Beyond the difficulty he has with his own quota, Keding says that the small boat fishermen in his sector are simply getting squeezed out.
"The fish they gave us represents just a ridiculously low percentage compared to all the fish we caught in '09," he said. "You don't build a house from the roof down, but sectors is like starting from the roof line and going to the basement."
Asked if the problems experienced by fishermen in Sector 10 were an early indication that sector management was not working as intended, Kurkul maintained that the opposite was, in fact, the case. "People are getting higher prices. They are having to spend less time at sea to catch more, and revenue across the industry is higher than it was last year. But we acknowledge that it's not a system that's going to work for everyone," she said.
Keding believes that despite testimony from fishermen that fish stocks are largely rebuilt, political pressure from well-funded environmental groups is responsible for unduly influencing government policy.

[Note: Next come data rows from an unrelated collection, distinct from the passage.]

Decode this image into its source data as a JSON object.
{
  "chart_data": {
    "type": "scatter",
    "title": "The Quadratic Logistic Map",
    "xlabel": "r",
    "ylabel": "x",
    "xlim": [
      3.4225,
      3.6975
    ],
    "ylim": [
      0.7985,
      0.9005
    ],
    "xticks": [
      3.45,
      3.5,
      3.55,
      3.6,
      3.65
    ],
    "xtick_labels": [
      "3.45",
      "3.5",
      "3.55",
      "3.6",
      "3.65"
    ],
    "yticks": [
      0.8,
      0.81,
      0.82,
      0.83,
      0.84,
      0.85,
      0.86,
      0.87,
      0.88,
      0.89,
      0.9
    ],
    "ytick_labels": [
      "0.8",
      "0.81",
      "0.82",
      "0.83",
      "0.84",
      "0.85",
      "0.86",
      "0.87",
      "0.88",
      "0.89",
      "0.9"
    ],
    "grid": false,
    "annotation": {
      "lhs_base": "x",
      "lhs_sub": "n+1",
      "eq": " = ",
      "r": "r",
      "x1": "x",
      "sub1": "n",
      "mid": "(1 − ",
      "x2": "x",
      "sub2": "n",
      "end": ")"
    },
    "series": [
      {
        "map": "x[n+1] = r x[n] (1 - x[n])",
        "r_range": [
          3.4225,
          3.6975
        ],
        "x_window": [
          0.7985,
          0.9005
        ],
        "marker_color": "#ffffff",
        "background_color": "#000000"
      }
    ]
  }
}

"They threaten to sue the government and then the government puts more restrictions on the fishermen," he said. "I'd like to see one environmentalist come out on a boat to see what we see, instead of relying on information from scientists and biologists. Fishermen are the real biologists because we see the fish. No one wants to take the last fish. One day I'd like to turn this boat over to my boys, but that's not going to happen now. The Magnuson Act says they aren't supposed to introduce new measures that cause economic hardship to fishing communities, but they're doing it. I never thought it would come to this. It's sad."

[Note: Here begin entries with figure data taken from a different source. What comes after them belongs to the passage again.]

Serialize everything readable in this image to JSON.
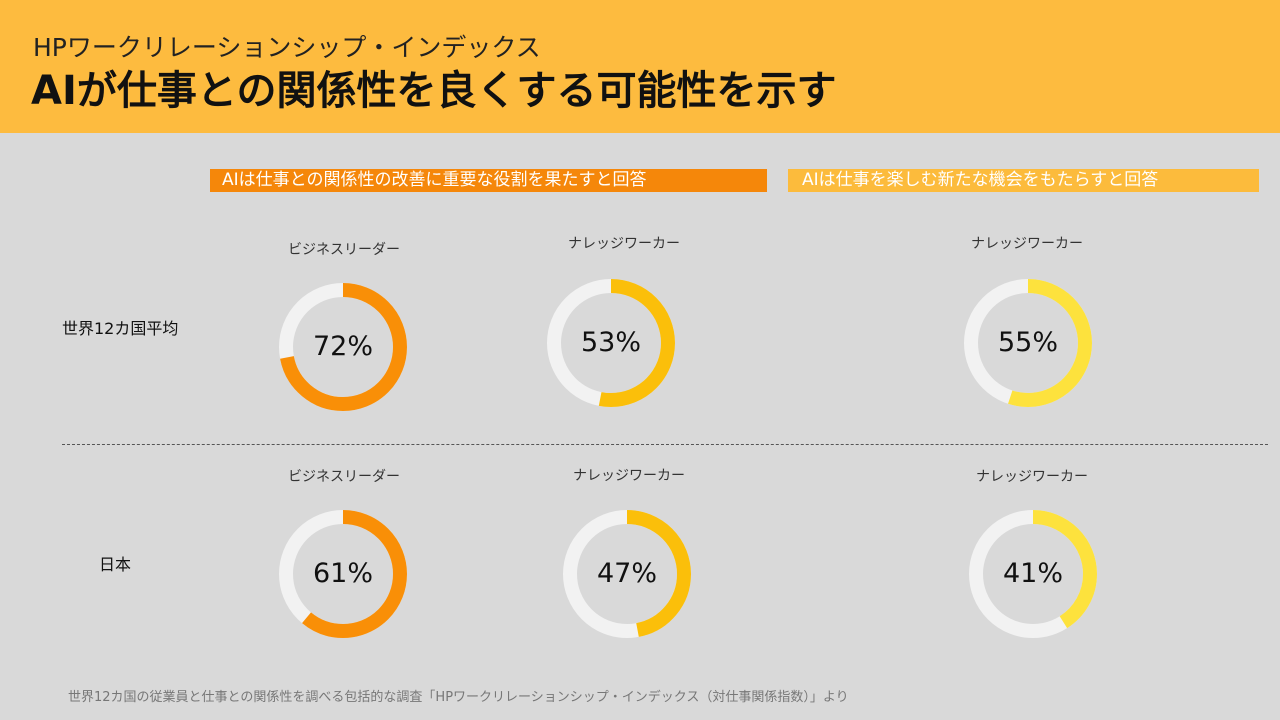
{
  "header": {
    "subtitle": "HPワークリレーションシップ・インデックス",
    "title": "AIが仕事との関係性を良くする可能性を示す",
    "background_color": "#fdbb3f"
  },
  "groups": [
    {
      "label": "AIは仕事との関係性の改善に重要な役割を果たすと回答",
      "color": "#f5870a"
    },
    {
      "label": "AIは仕事を楽しむ新たな機会をもたらすと回答",
      "color": "#fcbb3c"
    }
  ],
  "columns": [
    {
      "label": "ビジネスリーダー",
      "color": "#f98f07"
    },
    {
      "label": "ナレッジワーカー",
      "color": "#fbbf0a"
    },
    {
      "label": "ナレッジワーカー",
      "color": "#fde23d"
    }
  ],
  "rows": [
    {
      "label": "世界12カ国平均",
      "values": [
        72,
        53,
        55
      ],
      "value_labels": [
        "72%",
        "53%",
        "55%"
      ]
    },
    {
      "label": "日本",
      "values": [
        61,
        47,
        41
      ],
      "value_labels": [
        "61%",
        "47%",
        "41%"
      ]
    }
  ],
  "chart_data": {
    "type": "donut",
    "unit": "%",
    "categories": [
      "ビジネスリーダー",
      "ナレッジワーカー",
      "ナレッジワーカー"
    ],
    "series": [
      {
        "name": "世界12カ国平均",
        "values": [
          72,
          53,
          55
        ]
      },
      {
        "name": "日本",
        "values": [
          61,
          47,
          41
        ]
      }
    ],
    "ring_track_color": "#f2f2f2"
  },
  "footnote": "世界12カ国の従業員と仕事との関係性を調べる包括的な調査「HPワークリレーションシップ・インデックス（対仕事関係指数）」より"
}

Captain/Mate at Mass Bay Guides, Marine Technician, Reel Repairman
That sucks! NMFS sucks! seriously, I think the fisherman of new england need to rise up and make the government own up to their mistakes. I mean everyone! TRUE PATRIOTS DISSENT. You may think I am a radical wack job, but its time for a revolution in the fisheries management section of our government, which is supposed to represent us, in case all of you forgot we pay for these lairs and crooks to have their cushy jobs. I've had it.